FERBLOG

domingo, marzo 26, 2006

ORDEN EN EL CAOS

Jesús Cacho anda hoy francamente pesimista en su Rueda de la Fortuna. Tanto que da ya por finiquitado el régimen del 78, hecho que, según dice, dan por bueno incluso en Zarzuela.

Que a estas alturas ha partido el expreso de una reforma de calado en nuestro sistema político es complicado negarlo. El estatuto de Cataluña, si Dios o el Tribunal Constitucional no lo remedian, va a operar una mutación constitucional de gran alcance –de suerte que no será posible plantear una continuidad entre el antes y el después-. Y lo más grave es que sus efectos disruptivos no van a parar en su entrada en vigor. Si se me apura, esto es lo de menos. Lo verdaderamente importante serán las derivaciones. De entrada, claro, el futuro estatuto vasco –el de Guernica murió hace ya mucho-. Pero seguirán todos los demás, por una cuestión de imitación.

Operar mutaciones o reformas constitucionales, en sí, no es algo grave ni indeseable. Es más, son necesarias de cuando en cuando. Si el traje institucional se le queda pequeño a la realidad política y social subyacente, es el momento de cambiar.

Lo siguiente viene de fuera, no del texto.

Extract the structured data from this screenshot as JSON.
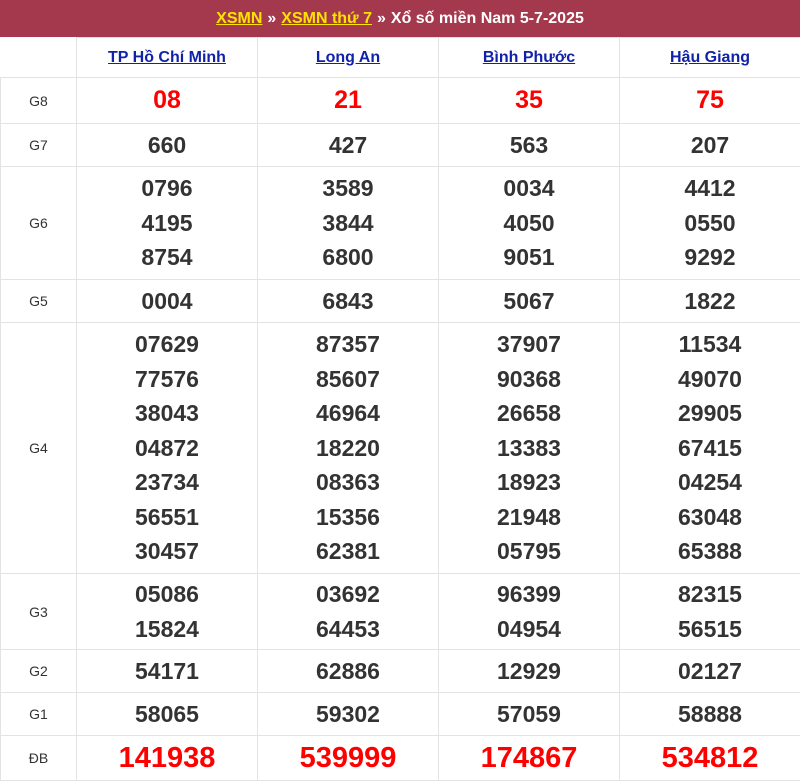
{
  "header": {
    "link1": "XSMN",
    "sep1": "»",
    "link2": "XSMN thứ 7",
    "sep2": "»",
    "title": "Xổ số miền Nam 5-7-2025",
    "bg_color": "#a4394d",
    "link_color": "#ffe300"
  },
  "provinces": [
    "TP Hồ Chí Minh",
    "Long An",
    "Bình Phước",
    "Hậu Giang"
  ],
  "prizes": [
    {
      "label": "G8",
      "style": "red",
      "values": [
        [
          "08"
        ],
        [
          "21"
        ],
        [
          "35"
        ],
        [
          "75"
        ]
      ]
    },
    {
      "label": "G7",
      "style": "normal",
      "values": [
        [
          "660"
        ],
        [
          "427"
        ],
        [
          "563"
        ],
        [
          "207"
        ]
      ]
    },
    {
      "label": "G6",
      "style": "normal",
      "values": [
        [
          "0796",
          "4195",
          "8754"
        ],
        [
          "3589",
          "3844",
          "6800"
        ],
        [
          "0034",
          "4050",
          "9051"
        ],
        [
          "4412",
          "0550",
          "9292"
        ]
      ]
    },
    {
      "label": "G5",
      "style": "normal",
      "values": [
        [
          "0004"
        ],
        [
          "6843"
        ],
        [
          "5067"
        ],
        [
          "1822"
        ]
      ]
    },
    {
      "label": "G4",
      "style": "normal",
      "values": [
        [
          "07629",
          "77576",
          "38043",
          "04872",
          "23734",
          "56551",
          "30457"
        ],
        [
          "87357",
          "85607",
          "46964",
          "18220",
          "08363",
          "15356",
          "62381"
        ],
        [
          "37907",
          "90368",
          "26658",
          "13383",
          "18923",
          "21948",
          "05795"
        ],
        [
          "11534",
          "49070",
          "29905",
          "67415",
          "04254",
          "63048",
          "65388"
        ]
      ]
    },
    {
      "label": "G3",
      "style": "normal",
      "values": [
        [
          "05086",
          "15824"
        ],
        [
          "03692",
          "64453"
        ],
        [
          "96399",
          "04954"
        ],
        [
          "82315",
          "56515"
        ]
      ]
    },
    {
      "label": "G2",
      "style": "normal",
      "values": [
        [
          "54171"
        ],
        [
          "62886"
        ],
        [
          "12929"
        ],
        [
          "02127"
        ]
      ]
    },
    {
      "label": "G1",
      "style": "normal",
      "values": [
        [
          "58065"
        ],
        [
          "59302"
        ],
        [
          "57059"
        ],
        [
          "58888"
        ]
      ]
    },
    {
      "label": "ĐB",
      "style": "db",
      "values": [
        [
          "141938"
        ],
        [
          "539999"
        ],
        [
          "174867"
        ],
        [
          "534812"
        ]
      ]
    }
  ],
  "colors": {
    "highlight": "#ff0000",
    "province_link": "#1122aa",
    "text": "#333333"
  }
}
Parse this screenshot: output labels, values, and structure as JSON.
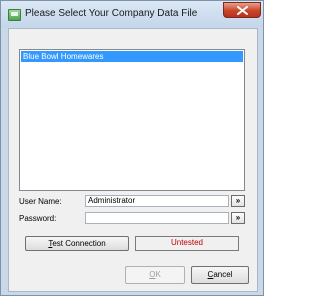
{
  "window": {
    "title": "Please Select Your Company Data File"
  },
  "company_list": {
    "items": [
      "Blue Bowl Homewares"
    ],
    "selected_index": 0
  },
  "form": {
    "user_name_label": "User Name:",
    "user_name_value": "Administrator",
    "password_label": "Password:",
    "password_value": "",
    "browse_glyph": "»"
  },
  "connection": {
    "test_label_prefix": "",
    "test_label_key": "T",
    "test_label_rest": "est Connection",
    "status": "Untested",
    "status_color": "#c00000"
  },
  "buttons": {
    "ok_key": "O",
    "ok_rest": "K",
    "cancel_key": "C",
    "cancel_rest": "ancel"
  },
  "colors": {
    "selection": "#3399ff",
    "close_button": "#c8452a"
  }
}
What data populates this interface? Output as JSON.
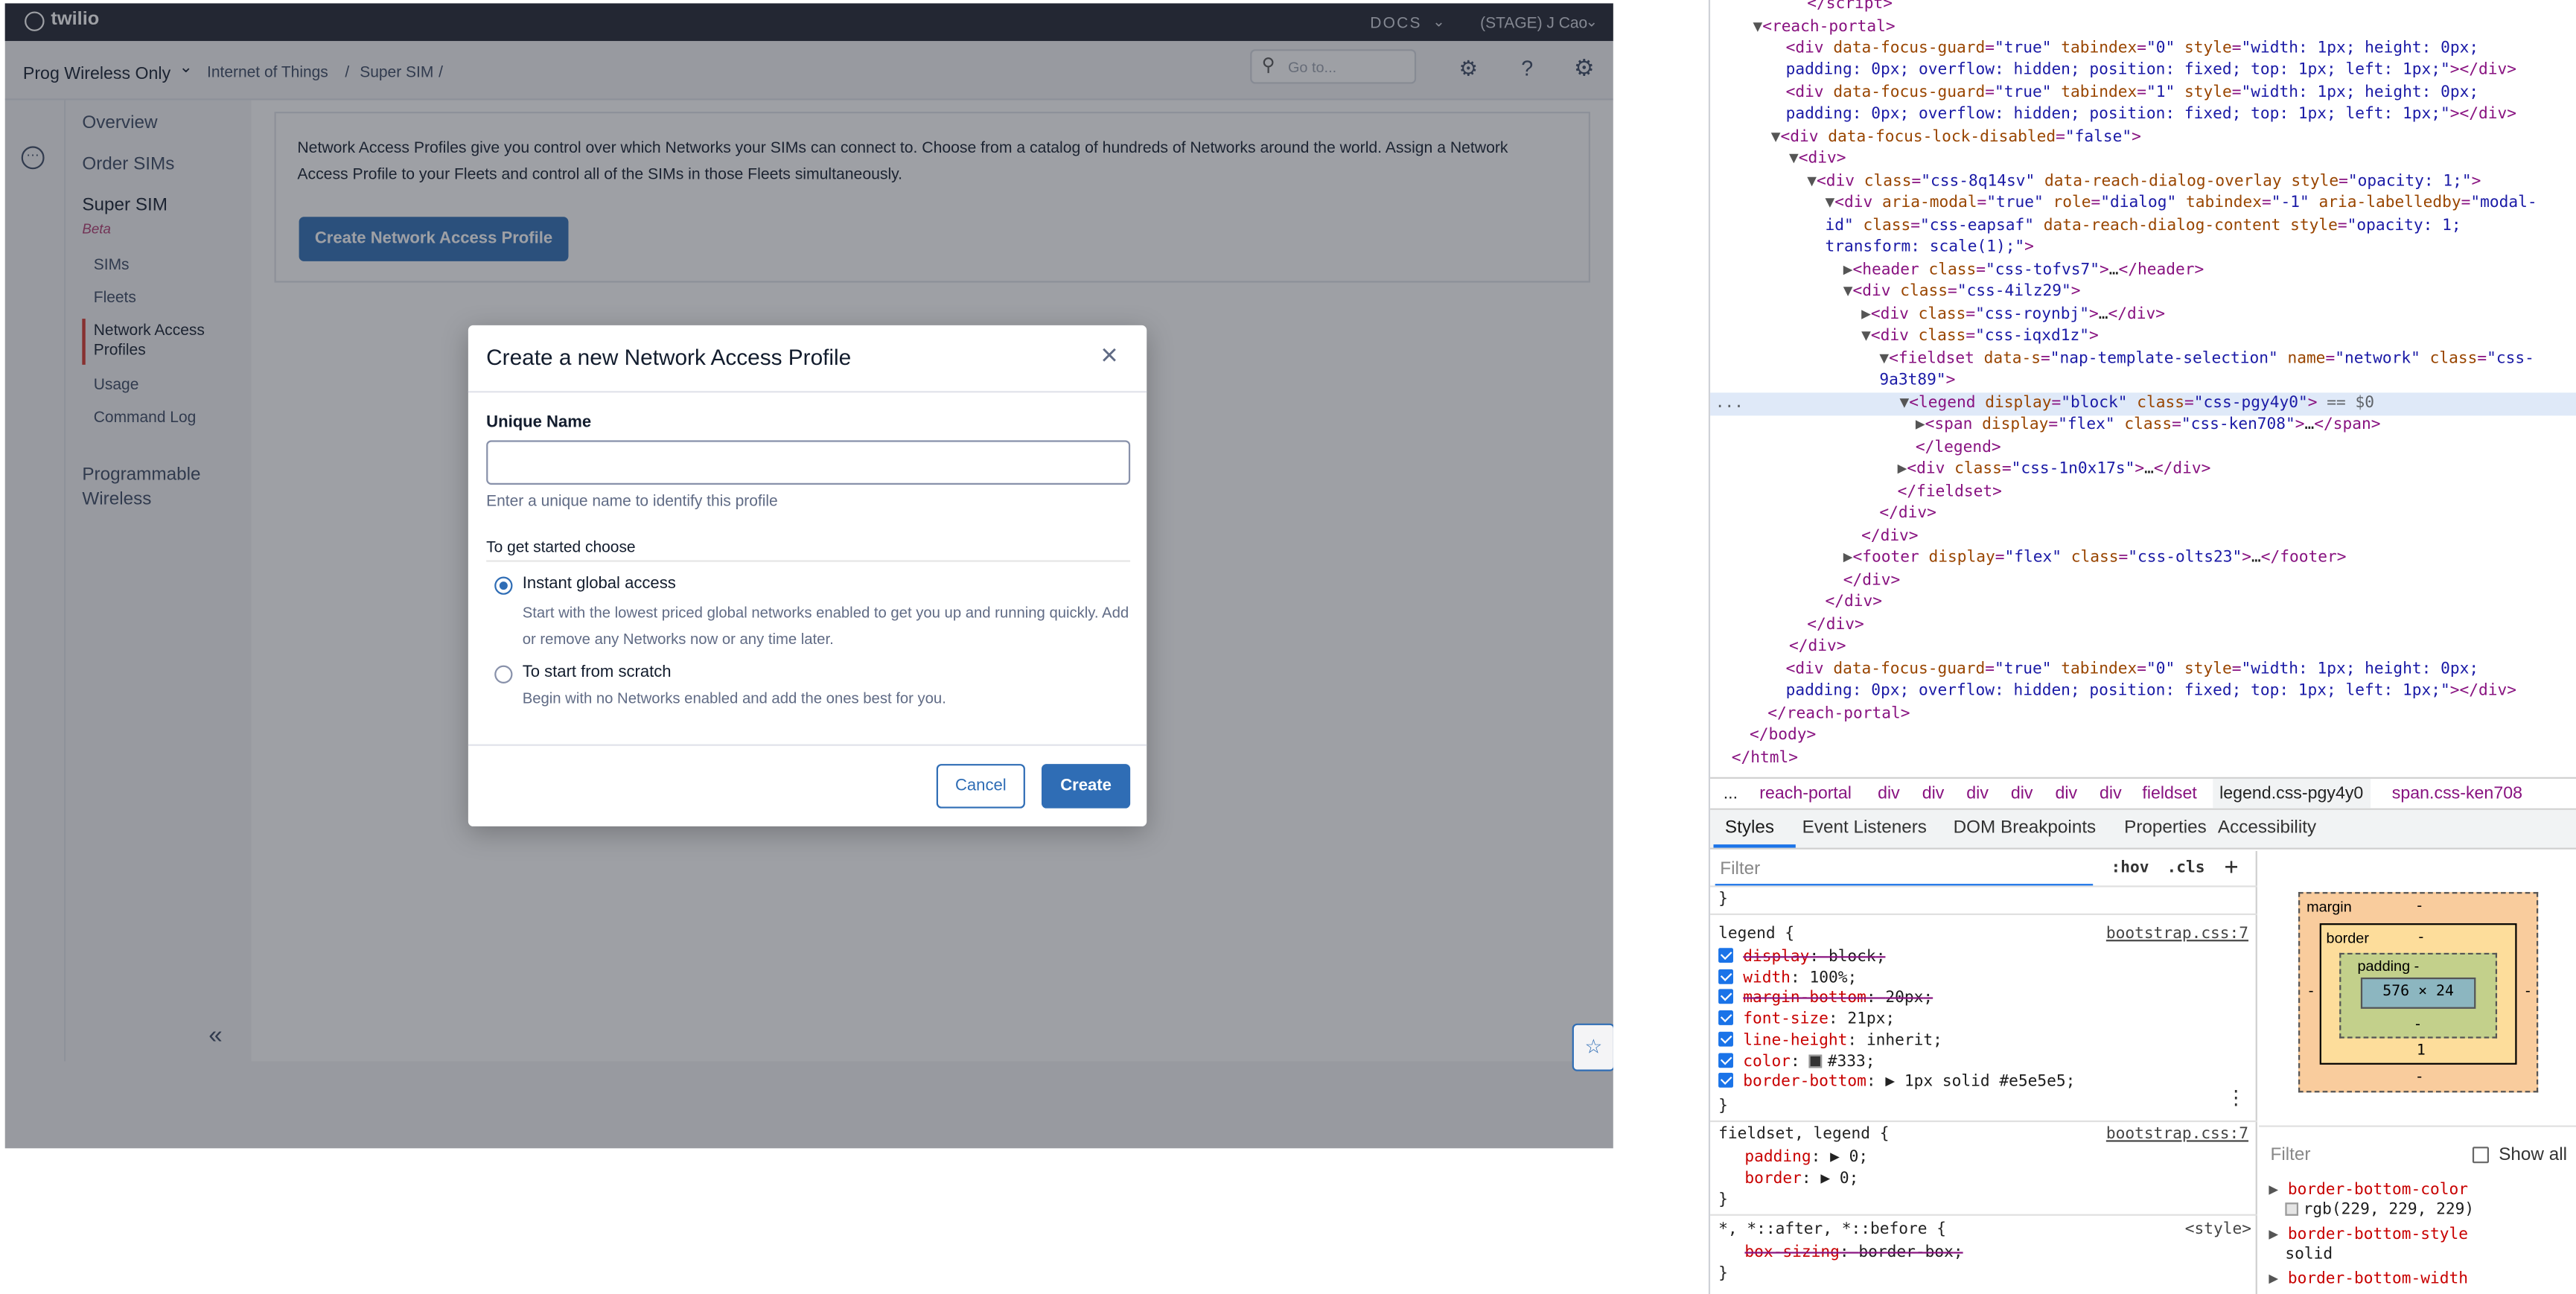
{
  "topbar": {
    "brand": "twilio",
    "docs": "DOCS",
    "account": "(STAGE) J Cao"
  },
  "subbar": {
    "project": "Prog Wireless Only",
    "crumb1": "Internet of Things",
    "sep1": "/",
    "crumb2": "Super SIM",
    "sep2": "/",
    "search_placeholder": "Go to..."
  },
  "sidebar": {
    "items": [
      "Overview",
      "Order SIMs"
    ],
    "section_title": "Super SIM",
    "section_badge": "Beta",
    "subitems": [
      "SIMs",
      "Fleets",
      "Network Access Profiles",
      "Usage",
      "Command Log"
    ],
    "programmable": "Programmable Wireless",
    "collapse": "«"
  },
  "content": {
    "intro": "Network Access Profiles give you control over which Networks your SIMs can connect to. Choose from a catalog of hundreds of Networks around the world. Assign a Network Access Profile to your Fleets and control all of the SIMs in those Fleets simultaneously.",
    "create_button": "Create Network Access Profile"
  },
  "modal": {
    "title": "Create a new Network Access Profile",
    "close": "×",
    "name_label": "Unique Name",
    "name_value": "",
    "name_help": "Enter a unique name to identify this profile",
    "choose_legend": "To get started choose",
    "options": [
      {
        "label": "Instant global access",
        "desc": "Start with the lowest priced global networks enabled to get you up and running quickly. Add or remove any Networks now or any time later.",
        "checked": true
      },
      {
        "label": "To start from scratch",
        "desc": "Begin with no Networks enabled and add the ones best for you.",
        "checked": false
      }
    ],
    "cancel": "Cancel",
    "create": "Create"
  },
  "devtools": {
    "breadcrumbs": [
      "...",
      "reach-portal",
      "div",
      "div",
      "div",
      "div",
      "div",
      "div",
      "fieldset",
      "legend.css-pgy4y0",
      "span.css-ken708"
    ],
    "tabs": [
      "Styles",
      "Event Listeners",
      "DOM Breakpoints",
      "Properties",
      "Accessibility"
    ],
    "filter_placeholder": "Filter",
    "hov": ":hov",
    "cls": ".cls",
    "plus": "+",
    "rule1": {
      "selector": "legend",
      "source": "bootstrap.css:7",
      "decls": [
        {
          "p": "display",
          "v": "block",
          "struck": true
        },
        {
          "p": "width",
          "v": "100%",
          "struck": false
        },
        {
          "p": "margin-bottom",
          "v": "20px",
          "struck": true
        },
        {
          "p": "font-size",
          "v": "21px",
          "struck": false
        },
        {
          "p": "line-height",
          "v": "inherit",
          "struck": false
        },
        {
          "p": "color",
          "v": "#333",
          "struck": false
        },
        {
          "p": "border-bottom",
          "v": "1px solid #e5e5e5",
          "struck": false
        }
      ]
    },
    "rule2": {
      "selector": "fieldset, legend",
      "source": "bootstrap.css:7",
      "decls": [
        {
          "p": "padding",
          "v": "0"
        },
        {
          "p": "border",
          "v": "0"
        }
      ]
    },
    "rule3": {
      "selector": "*, *::after, *::before",
      "source": "<style>",
      "decls": [
        {
          "p": "box-sizing",
          "v": "border-box"
        }
      ]
    },
    "boxmodel": {
      "margin": "margin",
      "margin_val": "-",
      "border": "border",
      "border_val": "-",
      "padding": "padding -",
      "content": "576 × 24",
      "dash": "-",
      "border_bottom_val": "1"
    },
    "computed_filter": "Filter",
    "show_all": "Show all",
    "computed": [
      {
        "p": "border-bottom-color",
        "v": "rgb(229, 229, 229)"
      },
      {
        "p": "border-bottom-style",
        "v": "solid"
      },
      {
        "p": "border-bottom-width",
        "v": ""
      }
    ],
    "equals": "== $0",
    "dots": "...",
    "colors": {
      "selected_row": "#dfe9f8",
      "tag": "#881280",
      "attr_name": "#994500",
      "attr_value": "#1a1aa6"
    }
  },
  "colors": {
    "brand_blue": "#2f6db5",
    "topbar": "#1f2330",
    "active_nav": "#d6332b"
  }
}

Pero ello requiere tres condiciones, ninguna de las cuales se está cumpliendo, en España, en estos momentos.

La primera es, por supuesto, consenso. Una reforma de las líneas básicas del marco institucional ni puede ser nunca contra nadie ni prescindiendo de nadie. Son necesarios múltiples acuerdos transversales, que van más allá de pactos y votos, y más allá de los partidos políticos. El consenso ha de ser político y social.

La mejor fórmula para ello es, claro, respetar el procedimiento, y esto nos lleva a la segunda condición: la lógica. La única vía posible para operar con coherencia una transformación de alcance es hacerla de arriba hacia abajo, no a base de retales. El informe del Consejo de Estado, que duerme ya el sueño de los justos, daba las pautas, pautas ignoradas. Y el principio debe ser un mandato, un mandato electoral para un nuevo período constituyente.

Finalmente, la tercera condición es una conciencia real del destino final. Si el estado de derecho es, sobre todo, un marco, si la estabilidad es un valor que nadie desdeña, ¿cómo es posible este moverse por moverse?

Ya digo, ninguna de las tres condiciones se están cumpliendo y, por tanto, es verdad lo que denuncian Cacho y otros: hemos abandonado un consenso para entrar en una época de incertidumbre que nos conduciría no se sabe bien adónde. No sé si alguien tiene claro el final pero, si ese alguien existe, no se ha molestado en explicárnoslo. Pero no todos estamos igualmente perplejos, me temo.

En estas aguas procelosas, en esta mar encrespada, van con mucha ventaja quienes sí cuentan con una aguja de marear. Quienes sí tienen un plan prefijado y unas ideas claras –sensatas o no, esto es otro asunto-. Y esos son los nacionalistas, todos ellos.

Analícese la realidad española, tal como la describe Cacho –sólo estamos de acuerdo en que ya no estamos de acuerdo-, y se entenderá bien de dónde nacen los temores de Boadella y compañía. España va hacia su ruptura.

No es inevitable, supongo –aunque sí se va a requerir un montón de esfuerzos para enderezar el rumbo, en el supuesto de que alguien quiera hacerlo-, ni va a ser mañana, por supuesto –a buen seguro, ZP llegará a retirarse y aun a recibir su premio Nobel sin llevar sobre sí esa (¿pesada?) carga-, pero ceteris paribus, si las cosas siguen por los derroteros actuales, ocurrirá.

Ocurrirá porque es la única idea-fuerza sólida e identificable en nuestro panorama político. No es verdad que la deriva española sea puro caos. En ese caos es posible trazar un curso... hacia la disgregación. España es, hoy por hoy, un país cada vez más desunido. Algo así como un embrión en desarrollo en el que, poco a poco, van tomando forma los distintos órganos.

Hagan la prueba. Hace diez años, la tesis anterior hubiera sido recibida con un gesto de escepticismo. Aún hay, por supuesto, quien confía en que no ocurra porque “nadie quiere eso, en el fondo”. Y, a fecha de hoy, puede seguir siendo cierto. Pero no es muy juicioso seguir diciendo que es un imposible. Y, a buen seguro, el panorama en menos de una generación será diferente.

No se trata de dramatizar, ni mucho menos. Si el futuro previsible (o ya claramente posible) es o no deseable es asunto diferente. Personalmente, si llega a suceder, estoy convencido de que sucederá de manera pacífica y civilizada. Simplemente, hay que ser conscientes.

¿Dónde estamos? Ciertamente, ya no en el terreno de las certezas –si es que alguna vez lo estuvimos-. Pero, seamos sinceros, las cartas están marcadas. No es verdad que se haya repartido otra vez y las bazas anteriores no cuenten.